Sandvine: Netflix’s ISP Speed Index Isn’t an Accurate Measurement of Internet Quality

Bandwidth management firm Sandvine issued a report Monday claiming that Netflix’s ISP Speed Index and other “over-simplified” reports and benchmarks are misleading and do not offer an accurate measurement of Internet quality.

“Commonly-trusted quality benchmarks fail to deliver a true picture, while economic competition affects service delivery much more than we may think,” Sandvine concluded in the report, titled: “Exposing the Technical and Commercial Factors Underlying Internet Quality of Experience.”  “Benchmarks are overly simplistic, some with significant inaccuracies, and purport to focus on a single spot (the access network) while ignoring other highly impactful impairments in the chain,” said Sandvine, which analyzes both wired and wireless broadband networks and counts Comcast among its customers.

For the report, Sandvine said it analyzed several popular benchmarks that are used to determine Internet quality, holding that they don’t provide a true measure of the access network.

Sandvine’s study drilled down on the Netflix’s ISP Speed Index, which presents the average speed of Netflix streams, typically finding that ISPs that are part of Open Connect, Netflix’s private content delivery network tend to rate highly. For example, Google Fiber, Cablevision Systems, Cox Communications and Suddenlink Communications, which happen to be Open Connect members, have routinely represented the top four U.S. ISPs in Netflix's monthly ratings, including in the most recent August results. According to Netflix’s commercial policy, only customers of ISPs that are part of Open Connect can access to Netflix’s library of “Super HD” titles, which require at least 5 Mbps. And only certain types of devices and models that can support the 1080p Super HD video streams. 

Because not all Netflix subscribers are allowed to access the company’s highest resolution streams, the Netflix ISP Speed Index “is not an accurate measure of capacity,” because it shows “average video bitrate” rather than “peak speed,” Sandvine argued, noting that the average bit rate of Super HD titles is roughly 12 Mbps, while standard-definition Netflix streams clock in at 2 Mbps to 3 Mbps. Therefore it’s possible that an ISP that is part of Open Connect with access to more highly encoded Super HD titles will fare better in the rankings than non-Open Connect ISPs that don’t use Netflix caching devices.

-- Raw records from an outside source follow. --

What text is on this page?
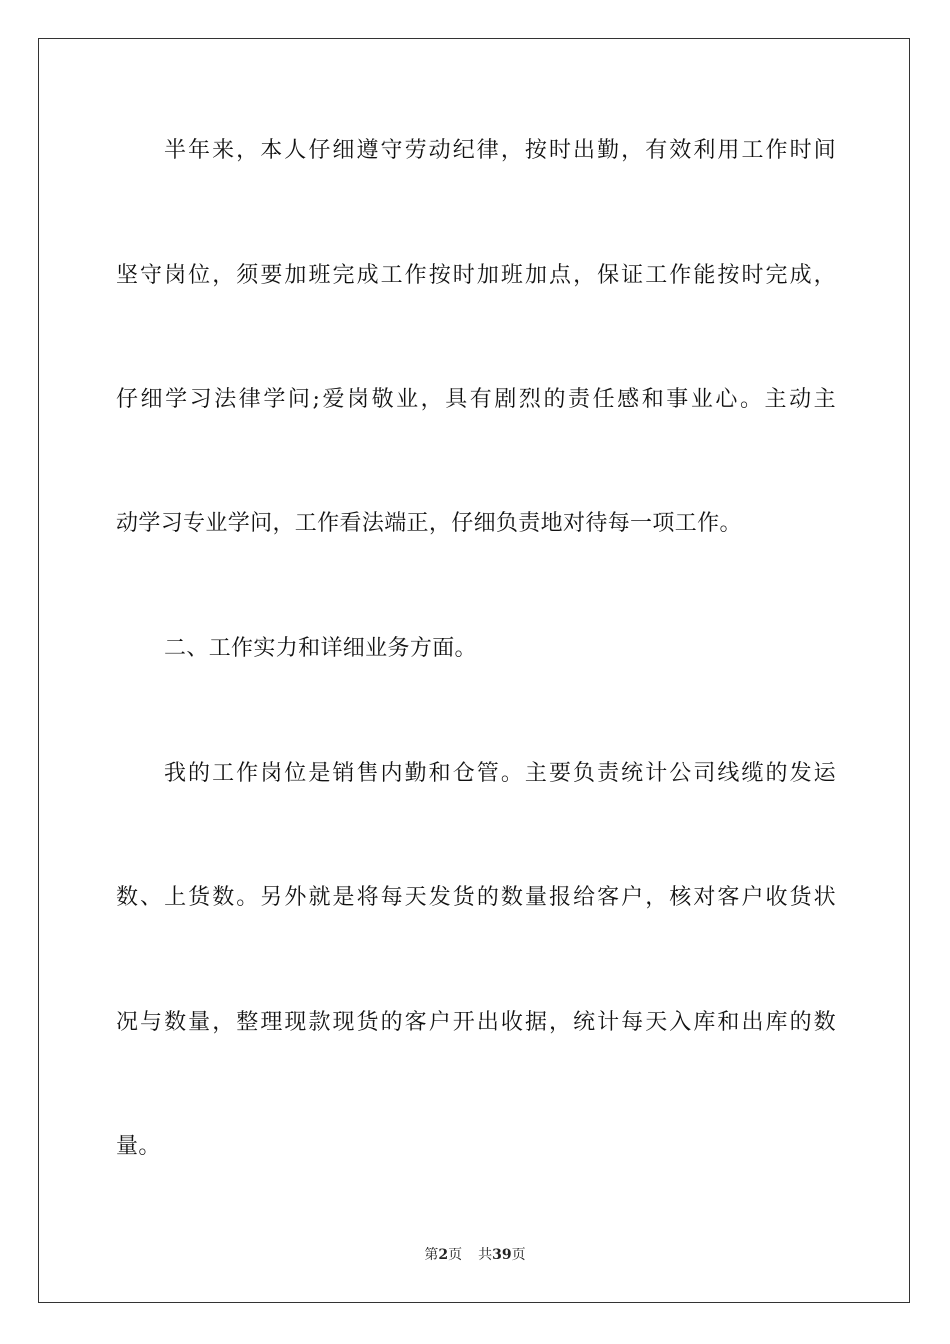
半年来，本人仔细遵守劳动纪律，按时出勤，有效利用工作时间
坚守岗位，须要加班完成工作按时加班加点，保证工作能按时完成，
仔细学习法律学问;爱岗敬业，具有剧烈的责任感和事业心。主动主
动学习专业学问，工作看法端正，仔细负责地对待每一项工作。
二、工作实力和详细业务方面。
我的工作岗位是销售内勤和仓管。主要负责统计公司线缆的发运
数、上货数。另外就是将每天发货的数量报给客户，核对客户收货状
况与数量，整理现款现货的客户开出收据，统计每天入库和出库的数
量。
第2页 共39页
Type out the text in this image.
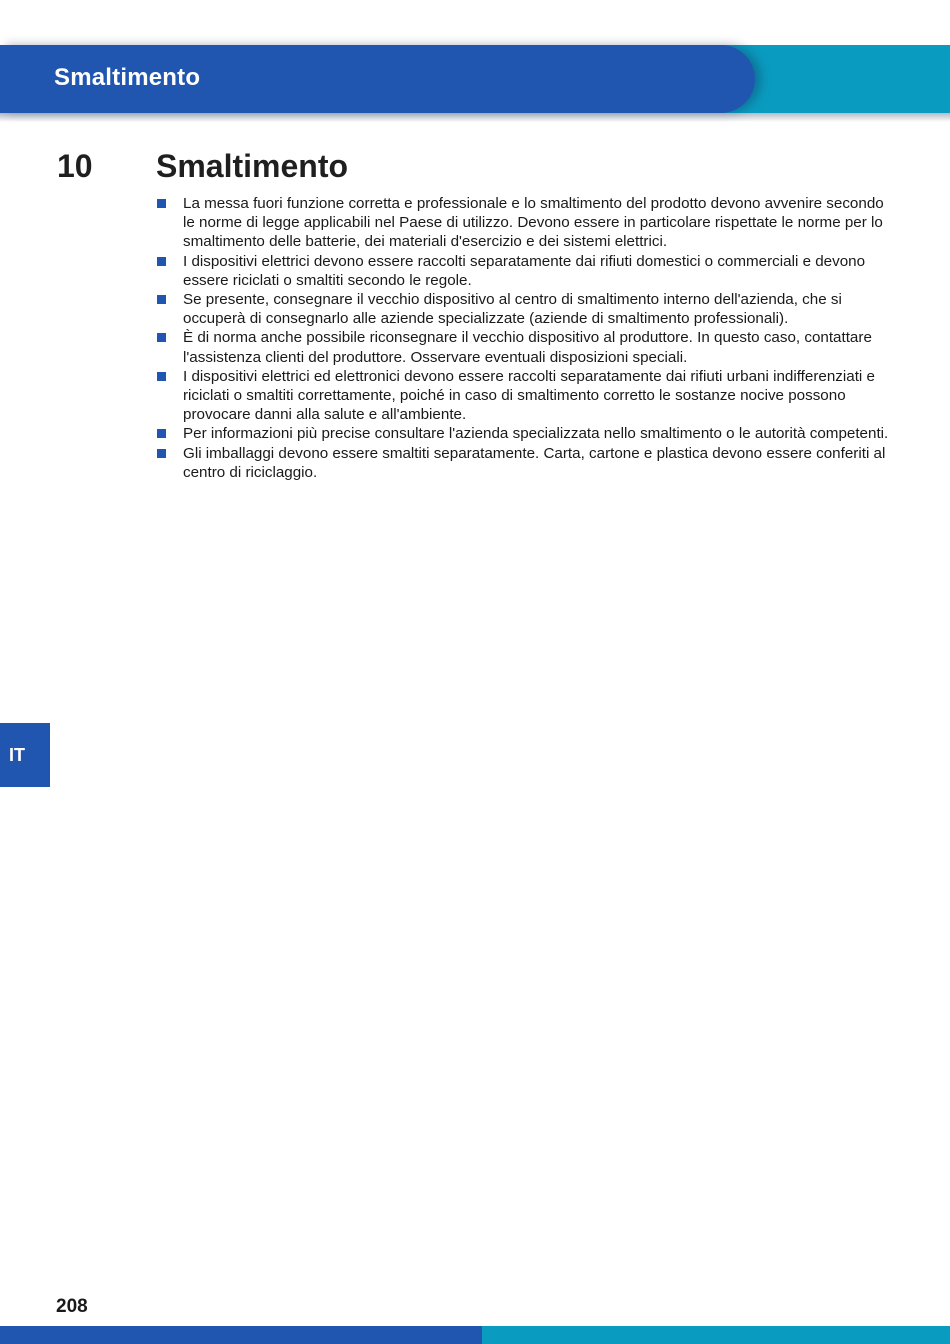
Smaltimento
10 Smaltimento
La messa fuori funzione corretta e professionale e lo smaltimento del prodotto devono avvenire secondo le norme di legge applicabili nel Paese di utilizzo. Devono essere in particolare rispettate le norme per lo smaltimento delle batterie, dei materiali d'esercizio e dei sistemi elettrici.
I dispositivi elettrici devono essere raccolti separatamente dai rifiuti domestici o commerciali e devono essere riciclati o smaltiti secondo le regole.
Se presente, consegnare il vecchio dispositivo al centro di smaltimento interno dell'azienda, che si occuperà di consegnarlo alle aziende specializzate (aziende di smaltimento professionali).
È di norma anche possibile riconsegnare il vecchio dispositivo al produttore. In questo caso, contattare l'assistenza clienti del produttore. Osservare eventuali disposizioni speciali.
I dispositivi elettrici ed elettronici devono essere raccolti separatamente dai rifiuti urbani indifferenziati e riciclati o smaltiti correttamente, poiché in caso di smaltimento corretto le sostanze nocive possono provocare danni alla salute e all'ambiente.
Per informazioni più precise consultare l'azienda specializzata nello smaltimento o le autorità competenti.
Gli imballaggi devono essere smaltiti separatamente. Carta, cartone e plastica devono essere conferiti al centro di riciclaggio.
IT
208
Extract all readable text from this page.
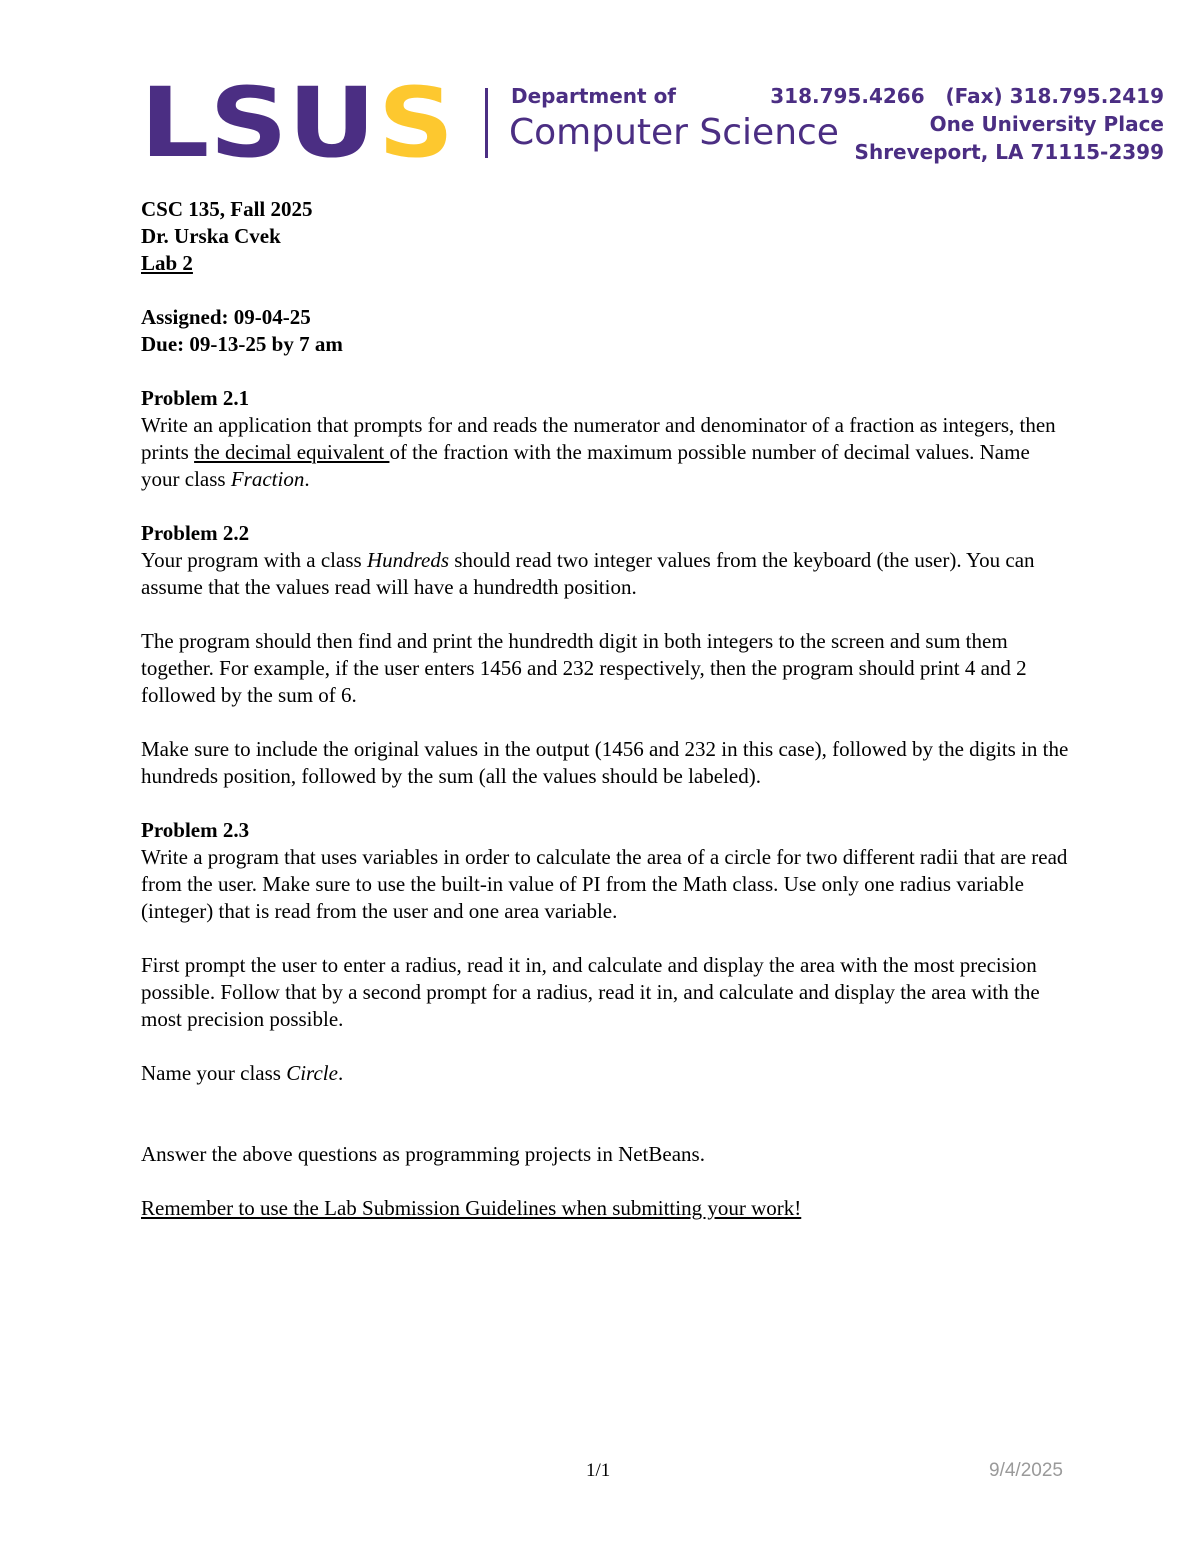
LSU S	Department of
Computer Science
318.795.4266 (Fax) 318.795.2419
One University Place
Shreveport, LA 71115-2399

CSC 135, Fall 2025

Dr. Urska Cvek

Lab 2

Assigned: 09-04-25

Due: 09-13-25 by 7 am

Problem 2.1

Write an application that prompts for and reads the numerator and denominator of a fraction as integers, then prints the decimal equivalent of the fraction with the maximum possible number of decimal values. Name your class Fraction.

Problem 2.2

Your program with a class Hundreds should read two integer values from the keyboard (the user). You can assume that the values read will have a hundredth position.

The program should then find and print the hundredth digit in both integers to the screen and sum them together. For example, if the user enters 1456 and 232 respectively, then the program should print 4 and 2 followed by the sum of 6.

Make sure to include the original values in the output (1456 and 232 in this case), followed by the digits in the hundreds position, followed by the sum (all the values should be labeled).

Problem 2.3

Write a program that uses variables in order to calculate the area of a circle for two different radii that are read from the user. Make sure to use the built-in value of PI from the Math class. Use only one radius variable (integer) that is read from the user and one area variable.

First prompt the user to enter a radius, read it in, and calculate and display the area with the most precision possible. Follow that by a second prompt for a radius, read it in, and calculate and display the area with the most precision possible.

Name your class Circle.

Answer the above questions as programming projects in NetBeans.

Remember to use the Lab Submission Guidelines when submitting your work!

1/1	9/4/2025
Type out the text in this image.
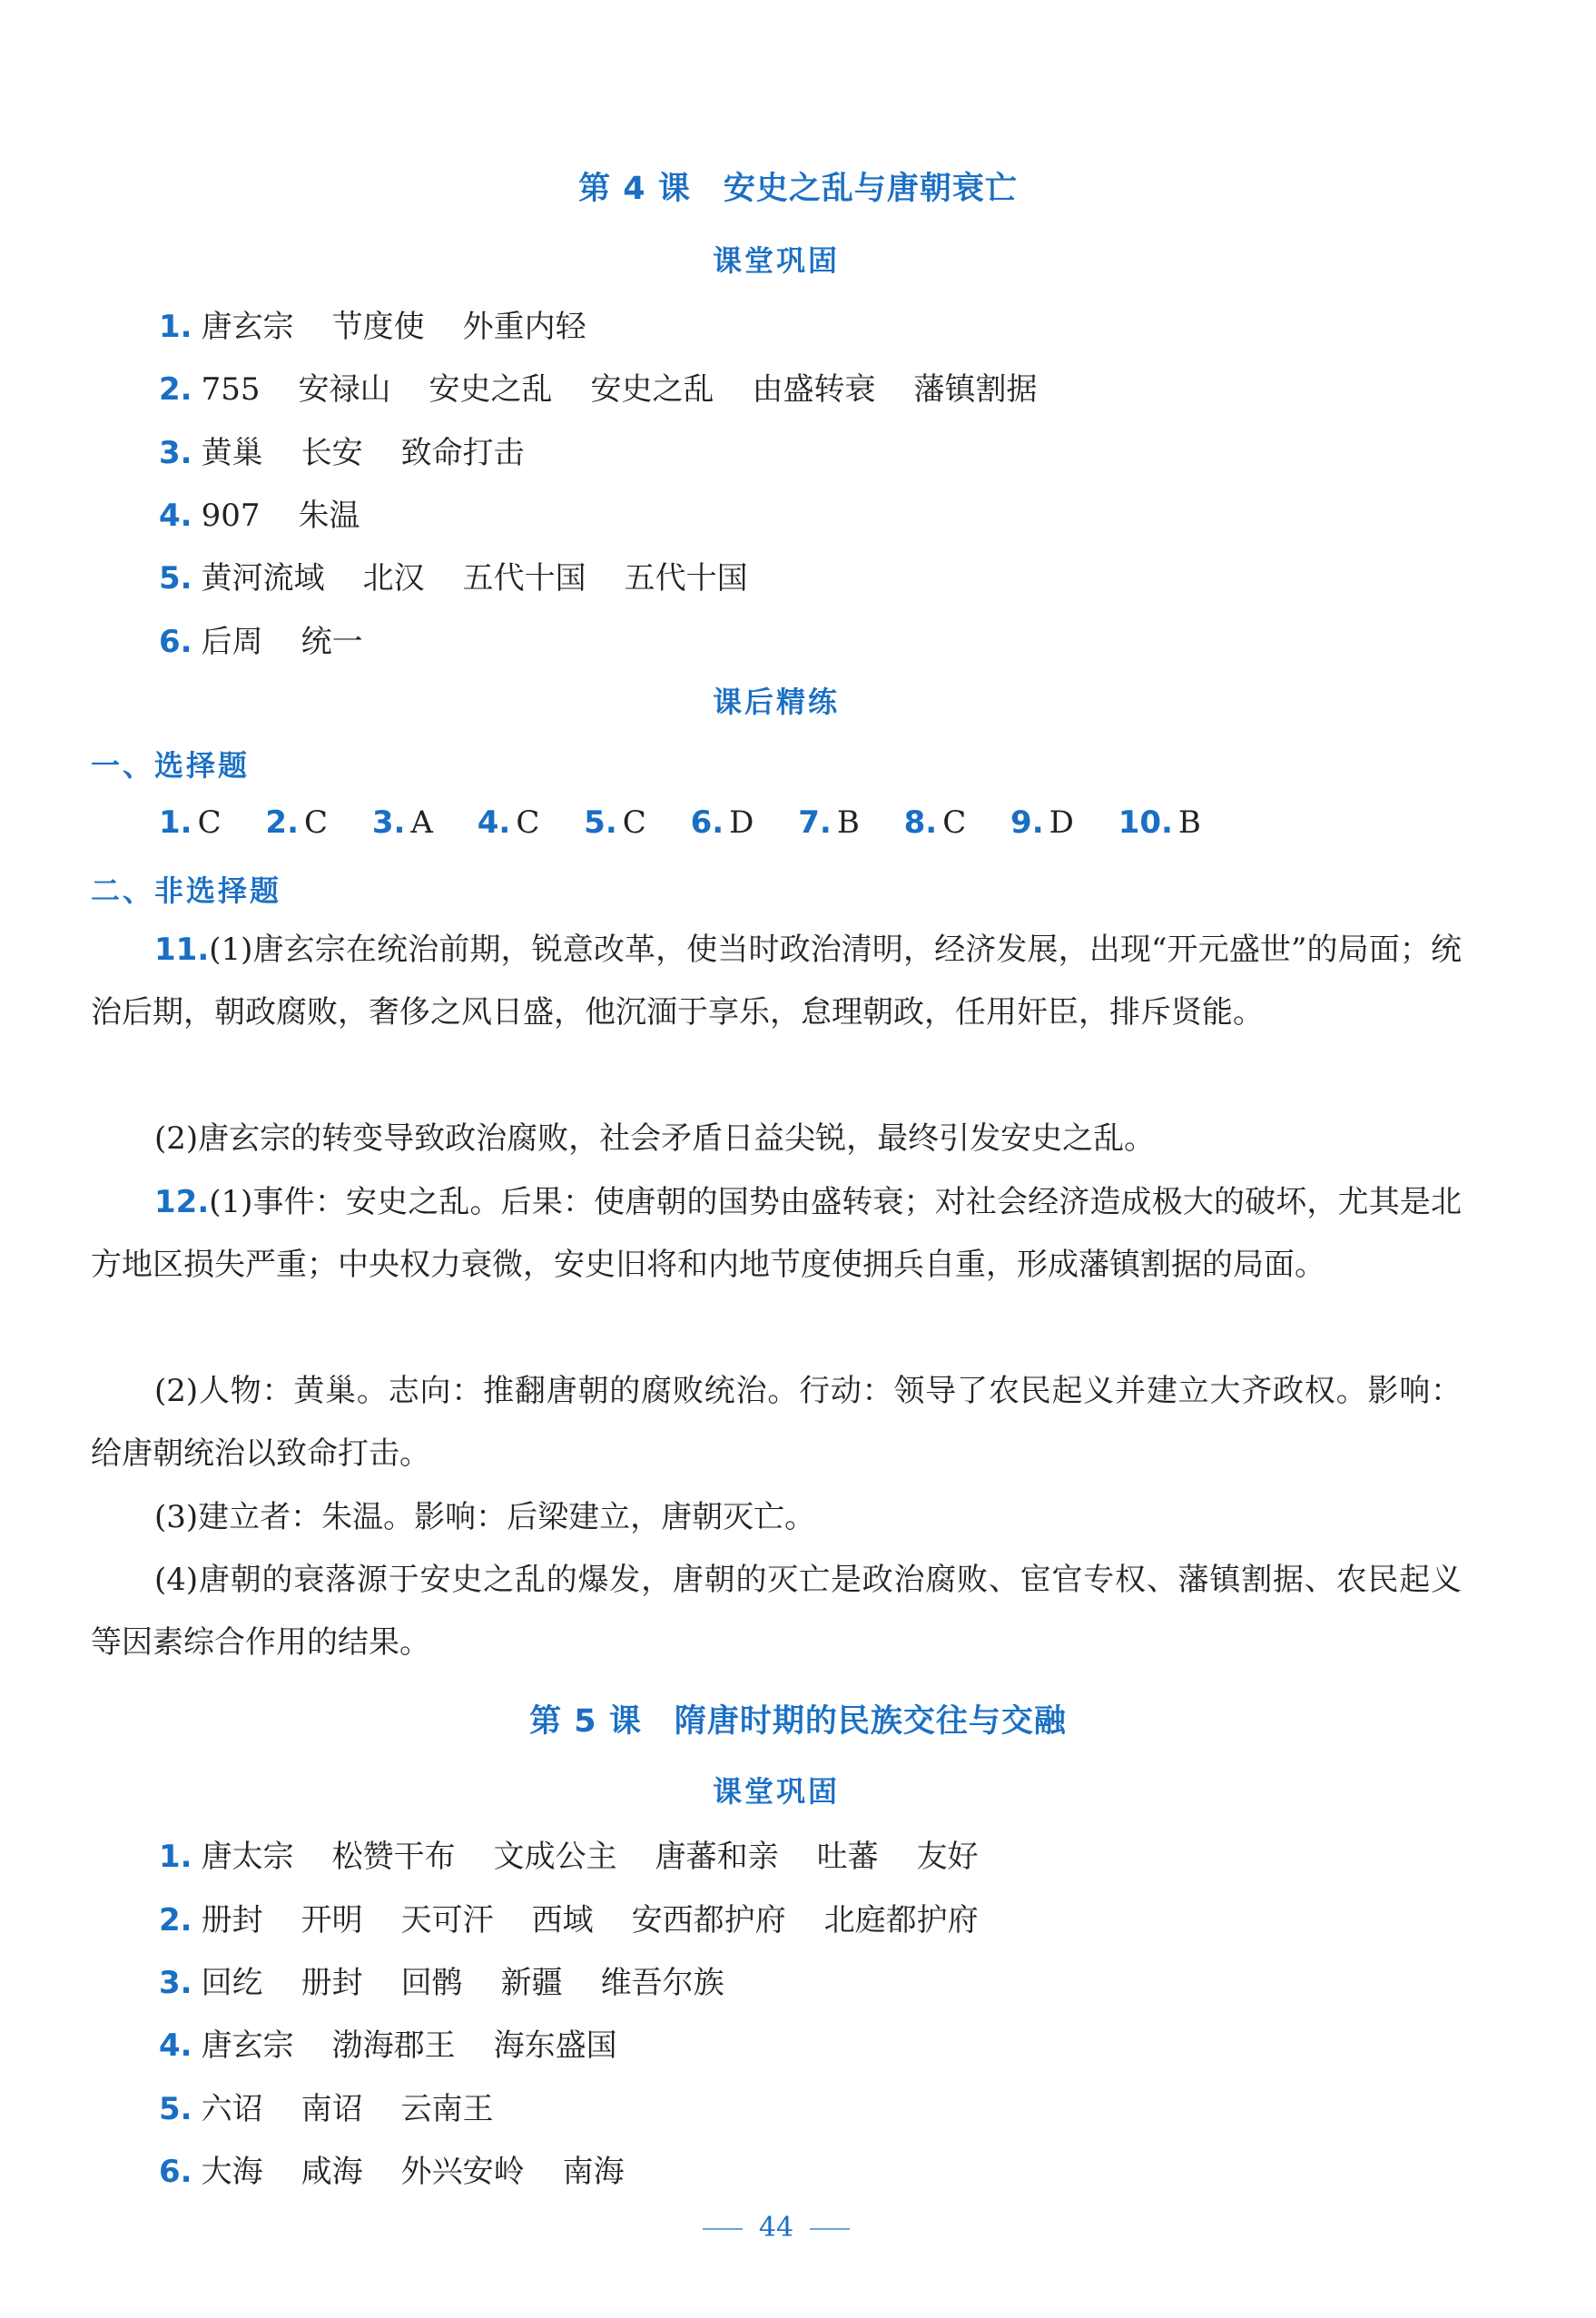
第 4 课 安史之乱与唐朝衰亡
课堂巩固
1. 唐玄宗 节度使 外重内轻
2. 755 安禄山 安史之乱 安史之乱 由盛转衰 藩镇割据
3. 黄巢 长安 致命打击
4. 907 朱温
5. 黄河流域 北汉 五代十国 五代十国
6. 后周 统一
课后精练
一、选择题
1. C 2. C 3. A 4. C 5. C 6. D 7. B 8. C 9. D 10. B
二、非选择题
11.(1)唐玄宗在统治前期，锐意改革，使当时政治清明，经济发展，出现“开元盛世”的局面；统治后期，朝政腐败，奢侈之风日盛，他沉湎于享乐，怠理朝政，任用奸臣，排斥贤能。
(2)唐玄宗的转变导致政治腐败，社会矛盾日益尖锐，最终引发安史之乱。
12.(1)事件：安史之乱。后果：使唐朝的国势由盛转衰；对社会经济造成极大的破坏，尤其是北方地区损失严重；中央权力衰微，安史旧将和内地节度使拥兵自重，形成藩镇割据的局面。
(2)人物：黄巢。志向：推翻唐朝的腐败统治。行动：领导了农民起义并建立大齐政权。影响：给唐朝统治以致命打击。
(3)建立者：朱温。影响：后梁建立，唐朝灭亡。
(4)唐朝的衰落源于安史之乱的爆发，唐朝的灭亡是政治腐败、宦官专权、藩镇割据、农民起义等因素综合作用的结果。
第 5 课 隋唐时期的民族交往与交融
课堂巩固
1. 唐太宗 松赞干布 文成公主 唐蕃和亲 吐蕃 友好
2. 册封 开明 天可汗 西域 安西都护府 北庭都护府
3. 回纥 册封 回鹘 新疆 维吾尔族
4. 唐玄宗 渤海郡王 海东盛国
5. 六诏 南诏 云南王
6. 大海 咸海 外兴安岭 南海
44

“From this we conclude that the ‘ISP Speed Index’ is largely showing the amount of 1080p versus standard definition delivered, and thus is driven by device mix as much as content choice or network peering, but is not reflective of network capacity at all,” Sandvine said in the report. “In all cases, the ‘average capacity’…is greater than the ‘speed index’ shown, thus we conclude Netflix is showing the aggregate ‘demand’ on their service rather than the ‘capacity’ of the access network,” Sandvine added.

Netflix’s “Index doesn’t measure ISP ‘quality’ at all, a fact that is not obvious from the Index’s presentation and is poorly understood by Index followers,”  Sandvine noted in this blog post that highlights the 35-page report’s Netflix findings.

Thus, Sandvine suggests that Netflix would need to break out device type and “allowed” stream speed” to increase the usability of its ISP Speed Index, but acknowledges that Netflix has a “vested interest” in these reports because it can help drive its Open Connect peering arrangements with ISPs.

Netflix’s ISP Speed Index wasn’t the only target of the Sandvine Internet quality report.

Sandvine said the YouTube benchmark likewise does a better of measuring demand than network capacity and quality. While YouTube does not restrict access to high-quality streams, benchmark results will skew lower if a user tends to watch only low-definition videos.  

For example, the average speed reported by the YouTube benchmark will also rate higher if viewed with a Google Chromecast device on a 1080p TV, versus an older device, such as the Nintendo Wii, which tend to request lower resolution video streams.

Sandvine also took a look at Ookla’s Speedtest, noting that it typically presents two or more servers to a user as “suggested” ones, selected based on geographical proximity estimated by the user’s IP address, resulting in a broad variance of results. “Taking the suggested servers and using them on an otherwise completely idle connection, we find that the two servers consistently give very different results.”

The report also found that nature of adaptive video, a technique used by Netflix and other over-the-top firms to adjust the resolution and bit rate based on the available bandwidth, won’t degrade like other forms of Internet traffic.

Adaptive video, Sandvine said, “may ‘push aside’ non-adaptive content such as gaming, VoIP, and HTTP.”